The "biggest blow" in Kyiv's counteroffensive campaign against Russian forces, according to Ukraine's deputy defense minister Hanna Maliar, has yet to be delivered, but she acknowledged the operation is challenging because Moscow is doing everything it can to stop Ukraine from moving forward.
Two weeks ago, Ukraine started the first phase of its long-rumored counteroffensive to retake territory held by Russian forces. Moscow officials, however, have asserted that the Ukrainian offensive has failed despite reports of slow advancement by the Ukrainian forces and resolute Russian resistance.
The Ukrainian military, which has remained utterly silent about the campaign as a whole, declared on Monday that eight villages had already been freed, along with 113 square kilometers (70 square miles) of land.
Maliar declared on Monday that "the biggest blow is yet to come."
The military is completing these tasks as part of the ongoing operation, she wrote on the Telegram messaging platform.
We need to get ready for a tough fight because the enemy won't give up their positions easily, she said. In actuality, that is what is taking place right now.
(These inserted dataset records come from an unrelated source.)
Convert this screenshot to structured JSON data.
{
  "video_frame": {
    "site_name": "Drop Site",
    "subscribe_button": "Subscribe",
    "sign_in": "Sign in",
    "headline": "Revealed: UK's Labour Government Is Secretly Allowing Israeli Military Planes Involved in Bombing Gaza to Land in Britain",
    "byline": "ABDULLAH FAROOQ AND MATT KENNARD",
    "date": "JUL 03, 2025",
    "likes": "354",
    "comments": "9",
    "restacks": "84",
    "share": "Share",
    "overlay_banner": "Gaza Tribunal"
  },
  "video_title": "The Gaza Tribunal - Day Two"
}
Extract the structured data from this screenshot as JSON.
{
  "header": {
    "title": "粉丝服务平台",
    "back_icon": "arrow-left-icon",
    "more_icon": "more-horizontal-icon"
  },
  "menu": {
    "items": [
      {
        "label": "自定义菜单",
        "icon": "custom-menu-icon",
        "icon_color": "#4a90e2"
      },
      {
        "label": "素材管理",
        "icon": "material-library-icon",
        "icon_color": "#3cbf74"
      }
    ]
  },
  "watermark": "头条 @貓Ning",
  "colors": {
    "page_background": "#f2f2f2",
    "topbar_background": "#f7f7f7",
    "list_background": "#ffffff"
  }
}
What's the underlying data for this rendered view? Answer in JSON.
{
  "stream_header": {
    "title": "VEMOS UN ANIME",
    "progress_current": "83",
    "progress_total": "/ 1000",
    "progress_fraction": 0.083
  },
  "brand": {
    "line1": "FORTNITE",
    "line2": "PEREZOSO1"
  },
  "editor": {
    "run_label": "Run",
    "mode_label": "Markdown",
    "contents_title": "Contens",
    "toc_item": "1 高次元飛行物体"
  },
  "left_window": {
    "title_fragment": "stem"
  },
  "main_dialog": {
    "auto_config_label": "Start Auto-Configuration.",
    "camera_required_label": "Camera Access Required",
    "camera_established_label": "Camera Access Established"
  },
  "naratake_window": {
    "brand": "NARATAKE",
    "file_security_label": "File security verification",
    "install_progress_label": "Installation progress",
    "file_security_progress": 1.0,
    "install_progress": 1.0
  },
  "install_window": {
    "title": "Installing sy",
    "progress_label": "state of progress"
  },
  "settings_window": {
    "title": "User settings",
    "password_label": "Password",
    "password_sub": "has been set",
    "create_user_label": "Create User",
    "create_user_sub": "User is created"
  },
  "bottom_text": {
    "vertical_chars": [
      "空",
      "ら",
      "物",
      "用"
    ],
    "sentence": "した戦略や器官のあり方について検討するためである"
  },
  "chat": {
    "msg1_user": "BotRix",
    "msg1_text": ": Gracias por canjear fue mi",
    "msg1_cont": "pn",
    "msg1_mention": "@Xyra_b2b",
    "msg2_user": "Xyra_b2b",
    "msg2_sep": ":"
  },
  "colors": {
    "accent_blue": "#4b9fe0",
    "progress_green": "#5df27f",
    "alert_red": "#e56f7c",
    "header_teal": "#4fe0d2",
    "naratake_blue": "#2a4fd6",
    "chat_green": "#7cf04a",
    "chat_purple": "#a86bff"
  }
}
Vladimir Putin, the president of Russia, stated late last week that the Ukrainian counteroffensive had not achieved any notable success. However, some Russian military bloggers claim that despite significant troop and equipment losses, Kyiv has only made modest gains.
The Reuters news agency was able to confirm that Ukrainian forces have advanced in the early stages of the counteroffensive, even though it is impossible to independently verify the military operation along the most contentious points of the front line.
According to sources cited by the Washington, DC-based Institute for the Study of War (ISW), Ukrainian forces may be temporarily pausing counteroffensive operations to "reevaluate their tactics for future operations."
ISW emphasized once more that the primary counteroffensive campaign had not yet begun.
ISW stated in its daily situational analysis that Ukraine has not yet launched its main effort and has not yet committed the majority of its available forces to counteroffensive operations.
"Operational pauses are a common feature of major offensive undertakings, and this pause does not signify the end of Ukraine's counteroffensive," the statement read.
President of Ukraine Volodymyr Zelenskyy referred to the military offensive as a "situation of pressure" in his nightly video address, but noted that Ukrainian forces had maintained their focus on Russian forces despite the pressure.
Zelenskyy said, "In some places, our warriors are advancing; in other places, they are defending their positions and fending off the occupiers' assaults and stepped-up attacks.
"There are no lost positions for us. only the liberated. They only have losses, he declared.
Moscow is reportedly redeploying some of its forces as it tries to anticipate where Ukraine will strike, according to officials from two NATO members.
Russian forces were reportedly moving east along the front line from areas south of the Dnipro River that had been flooded by the massive Kakhovka hydroelectric dam's June 6 collapse, according to Estonian and British intelligence officials.
Overall, according to the Ukrainian military, its counteroffensive is proceeding as planned, but it also acknowledged a "difficult situation" on the front.
In the south of the nation, Ukrainian Commander-in-Chief Valerii Zaluzhnyi posted on Telegram on Monday that fortifications, dense minefields, and a "large number of reserves" were impeding the Ukrainian advance, but that the operation would still proceed as planned.
He was also seen in a video at a command post close to the front with Chief of General Staff Serhiy Shaptala. This was probably Zaluzhnyi's way of dispelling rumors that had been making the rounds in Russian state media, which had claimed time and time again that he had been seriously hurt in a missile attack in May.